NCT number NCT03759639
Other study ID # IB1001-201
Secondary ID
Status Completed
Phase Phase 2
First received
Last updated
Start date September 4, 2019
Est. completion date November 7, 2022

Study information

Verified date November 2023
Source IntraBio Inc
Contact n/a
Is FDA regulated No
Health authority
Study type Interventional

Clinical Trial Summary

This is a multinational, multicenter, open-label, rater-blinded prospective Phase II study which will assess the safety and efficacy of N-Acetyl-L-Leucine (IB1001) for the treatment of Niemann-Pick type C disease (NPC). There are two phases to this study: the Parent Study, and the Extension Phase. The Parent Study evaluates the safety and efficacy of N-Acetyl-L-Leucine (IB1001) for the symptomatic treatment of NPC. The Extension Phase evaluates the long-term safety and efficacy of IB1001 for the neuroprotective, disease-modifying treatment of NPC.


Description:

In the Parent Study, Patients will be assessed during three study phases: a baseline period, a 6-week treatment period, and a 6-week post-treatment washout period. If within 6 weeks prior to the initial screening visit, a patient has received any of the prohibited medications defined in the eligibility criteria (irrespective of the preceding treatment duration) a wash-out study-run in of 6 weeks is required prior to the first baseline assessment. All patients will receive the study drug during the treatment period. For each individual patient, the Parent Study lasts for approximately 3.5 - 4 months during which there are 6 visits to the study site.
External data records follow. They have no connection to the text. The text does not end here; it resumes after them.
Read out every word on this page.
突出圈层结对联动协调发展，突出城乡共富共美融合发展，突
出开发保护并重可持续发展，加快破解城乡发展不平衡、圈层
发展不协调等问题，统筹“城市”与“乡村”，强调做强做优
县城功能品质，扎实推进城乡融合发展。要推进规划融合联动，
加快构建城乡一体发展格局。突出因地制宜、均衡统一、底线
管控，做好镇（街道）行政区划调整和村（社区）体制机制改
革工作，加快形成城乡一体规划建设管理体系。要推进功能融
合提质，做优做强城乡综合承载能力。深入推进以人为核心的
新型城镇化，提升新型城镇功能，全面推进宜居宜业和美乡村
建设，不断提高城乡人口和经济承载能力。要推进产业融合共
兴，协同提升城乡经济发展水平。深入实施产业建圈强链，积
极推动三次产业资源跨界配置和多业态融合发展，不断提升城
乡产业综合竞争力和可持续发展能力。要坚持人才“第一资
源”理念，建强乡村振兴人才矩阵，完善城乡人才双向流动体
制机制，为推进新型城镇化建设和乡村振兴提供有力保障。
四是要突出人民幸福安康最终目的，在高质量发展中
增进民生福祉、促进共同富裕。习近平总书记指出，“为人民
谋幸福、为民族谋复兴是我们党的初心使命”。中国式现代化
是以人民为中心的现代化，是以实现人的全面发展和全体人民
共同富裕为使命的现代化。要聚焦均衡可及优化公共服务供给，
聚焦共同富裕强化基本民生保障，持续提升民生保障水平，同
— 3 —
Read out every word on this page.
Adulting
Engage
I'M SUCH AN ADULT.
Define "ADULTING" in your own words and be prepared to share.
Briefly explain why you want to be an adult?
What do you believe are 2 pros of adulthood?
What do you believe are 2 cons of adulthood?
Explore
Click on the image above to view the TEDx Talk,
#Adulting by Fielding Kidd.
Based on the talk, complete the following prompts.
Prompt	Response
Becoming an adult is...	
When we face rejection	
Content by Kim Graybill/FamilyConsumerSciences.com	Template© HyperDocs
This Extension Phase allows patients who have completed the Parent Study to, at the discretion of the Principal Investigator (PI), continue treatment with N-Acetyl-L-Leucine (IB1001). Patients will receive treatment with IB1001 for two one-year treatment periods, separated by a 6-week washout. All patients will receive the study drug during the two one-year treatment periods. For each individual patient, the Extension Phase lasts for approximately 25.5 months, during which there are 6 visits to the study site.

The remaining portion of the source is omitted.